If you track blood sugar or follow a medical nutrition plan, share your typical Starbucks order with your health care team so they can help you decide how often that level of sugar and fat fits your targets.
| Order Style | Foam Calories (Estimate) | Notes |
|---|---|---|
| Tall drink, light lavender foam | 40–55 kcal | Good if you want flavor with less energy. |
| Tall drink, standard lavender foam | 60–70 kcal | Typical topping on seasonal lavender drinks. |
| Grande drink, standard lavender foam | 65–80 kcal | Most common order size for iced drinks. |
| Grande drink, extra lavender foam | 80–95 kcal | Foam layer sits thicker and sweeter. |
| Venti drink, standard lavender foam | 75–90 kcal | Larger cup means more topping. |
| Cold brew base with lavender foam only | 60–80 kcal | Nearly all calories come from the foam. |
| Sweet latte base plus lavender foam | 60–80 kcal from foam | Foam sits on top of sugar from the latte. |
Is Starbucks Lavender Cold Foam Worth The Calories For You?
Lavender cream cold foam turns a simple iced drink into something that feels special, and for many people that treat is worth an extra 60–80 calories. The topping brings color, texture, and floral sweetness that you cannot get from plain milk alone.
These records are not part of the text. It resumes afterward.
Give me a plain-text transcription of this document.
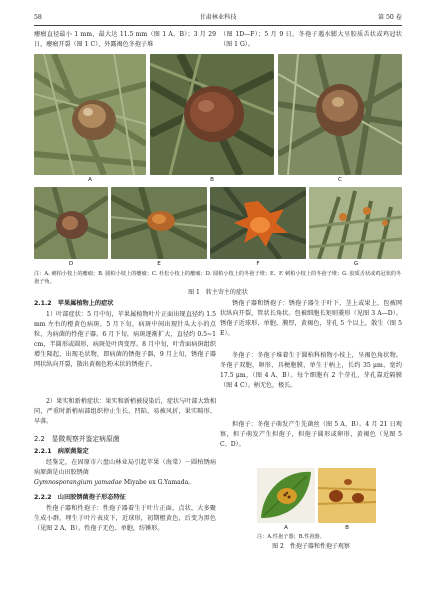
58	甘肃林业科技	第 50 卷
瘿瘤直径最小 1 mm，最大达 11.5 mm（图 1 A、B）；3 月 29 日，瘿瘤开裂（图 1 C），外露褐色冬孢子堆
（图 1D—F）；5 月 9 日，冬孢子遇水膨大呈胶质舌状或鸡冠状（图 1 G）。
A	B	C
D	E	F	G
注：A. 刺柏小枝上的瘿瘤；B. 圆柏小枝上的瘿瘤；C. 杜松小枝上的瘿瘤；D. 圆柏小枝上的冬孢子堆；E、F. 刺柏小枝上的冬孢子堆；G. 胶质舌状或鸡冠状的冬孢子角。
图 1　转主寄主的症状
2.1.2　苹果属植物上的症状
1）叶部症状：5 月中旬，苹果属植物叶片正面出现直径约 1.5 mm 左右的橙黄色病斑，5 月下旬，病斑中间出现针头大小的点粒，为病菌的性孢子器。6 月下旬，病斑逐渐扩大，直径约 0.5~1 cm，半圆形或圆形，病斑处叶肉变厚。8 月中旬，叶背面病斑组织增生隆起，出现毛状物，即病菌的锈孢子器，9 月上旬，锈孢子器网状纵向开裂，散出黄褐色粉末状的锈孢子。
2）果实和新梢症状：果实和新梢被侵染后，症状与叶部大致相同，严重时新梢病部组织停止生长、凹陷，易被风折，果实畸形、早落。
2.2　显微观察并鉴定病原菌
2.2.1　病原菌鉴定
经鉴定，在固原市六盘山林业局引起苹果（海棠）－圆柏锈病病原菌是山田胶锈菌
Gymnosporangium yamadae Miyabe ex G.Yamada。
2.2.2　山田胶锈菌孢子形态特征
性孢子器和性孢子：性孢子器着生于叶片正面，点状，大多聚生成小群，埋生于叶片表皮下，近球形，初期橙黄色，后变为黑色（见图 2 A、B）。性孢子无色、单胞，纺锤形。
锈孢子器和锈孢子：锈孢子器生于叶下、茎上或果上，包被网状纵向开裂，管状长角状。包被细胞长矩则菱形（见图 3 A—D）。锈孢子近球形，单胞，膜厚，黄褐色，芽孔 5 个以上，散生（图 5 E）。
冬孢子：冬孢子堆着生于圆柏科植物小枝上，呈褐色角状物。冬孢子双胞，卵形，具梗胞膜，单生于柄上，长约 35 μm，宽约 17.5 μm，（图 4 A、B）。每个细胞有 2 个芽孔，芽孔靠近隔膜（图 4 C）。柄无色，极长。
担孢子：冬孢子萌发产生先菌丝（图 5 A、B）。4 月 21 日观察，担子萌发产生担孢子，担孢子圆形或卵形，黄褐色（见图 5 C、D）。
A	B
注：A.性孢子器；B.性孢器。
图 2　性孢子器和性孢子观察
If you want the flavor with less of a calorie lift, try pairing lavender foam with unsweetened cold brew, iced Americano, or a latte with fewer syrup pumps. If you enjoy full dessert style drinks, you can treat a grande iced matcha or chai with lavender foam as a planned dessert and balance the rest of your day with lighter meals.
Either way, once you know how many calories is starbucks lavender cold foam in rough terms, you can decide when this spring topping fits your routine and when you prefer to keep your drink simple.